The last of which was First Deputy Prime Minister in 2013, and prior to that, he was appointed Deputy Supreme Commander in 2008.
He supervised the implementation of the general policy and the military, administrative, economic and financial plans of the Bahrain Defense Force and the National Guard.
“Salman bin Hamad Al Khalifa is the face of corruption, not reform.” The human rights report opened the “profile” of the Crown Prince of Bahrain in the context of revealing the truth about this man.
The crown prince presented himself as a “man of reforms,” but in return, he consolidated his powers for personal gain, at the expense of state resources.

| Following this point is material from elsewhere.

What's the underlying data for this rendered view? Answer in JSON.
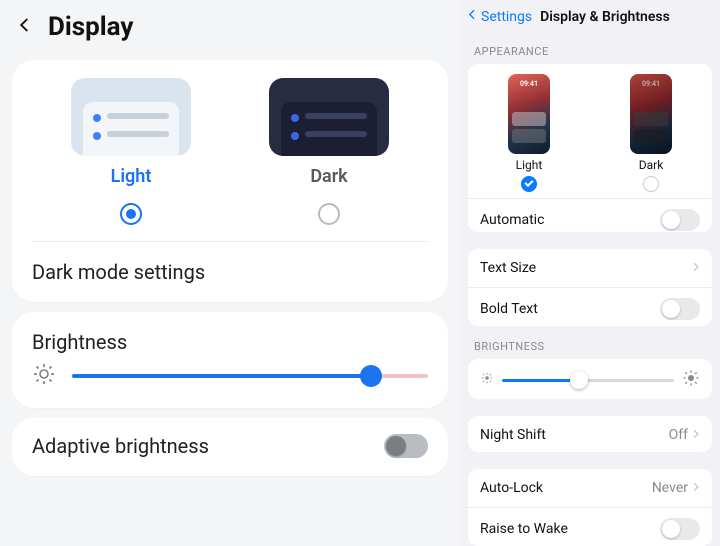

The report was based on shocking facts that highlight the extent of the deterioration of the economic situation and the poor condition of low-income families.
Bahraini and international human rights organizations confirmed that “despite these facts threatening the standard of living of the Bahraini citizen, the media circles tried to foresee a prosperous future during the era of Salman bin Hamad.”
The report emphasized that “in addition to not seeking any development and radical improvement in the citizen’s standard of living and economy, Salman bin Hamad has a record of corruption, violations and acts contrary to development plans.
When King Hamad bin Isa came to power in 1999, he overturned the National Pact in 2001 and narrowed the space for opposition political action/
Two days before the Saudi military intervention in Bahrain on March 15, 2011, the crown prince presented an initiative for dialogue with the opposition, which he said was launched according to principles.
Among them are: a parliament with full powers, a government that represents the will of the people, fair electoral districts, and combating financial and administrative corruption and addressing sectarian tension.
However, the Crown Prince did not move a finger about the killing campaigns of dozens of demonstrators in the democratic movement or the arrests of thousands of activists and politicians.
Political societies were also dissolved, while hundreds of opponents were revoked, most notably Sheikh Issa Qassem, and he was banished from the country.
Even a decade later, the Crown Prince remained silent from all these violations, which were condemned by the international community, the United Nations and human rights organizations, according to the report.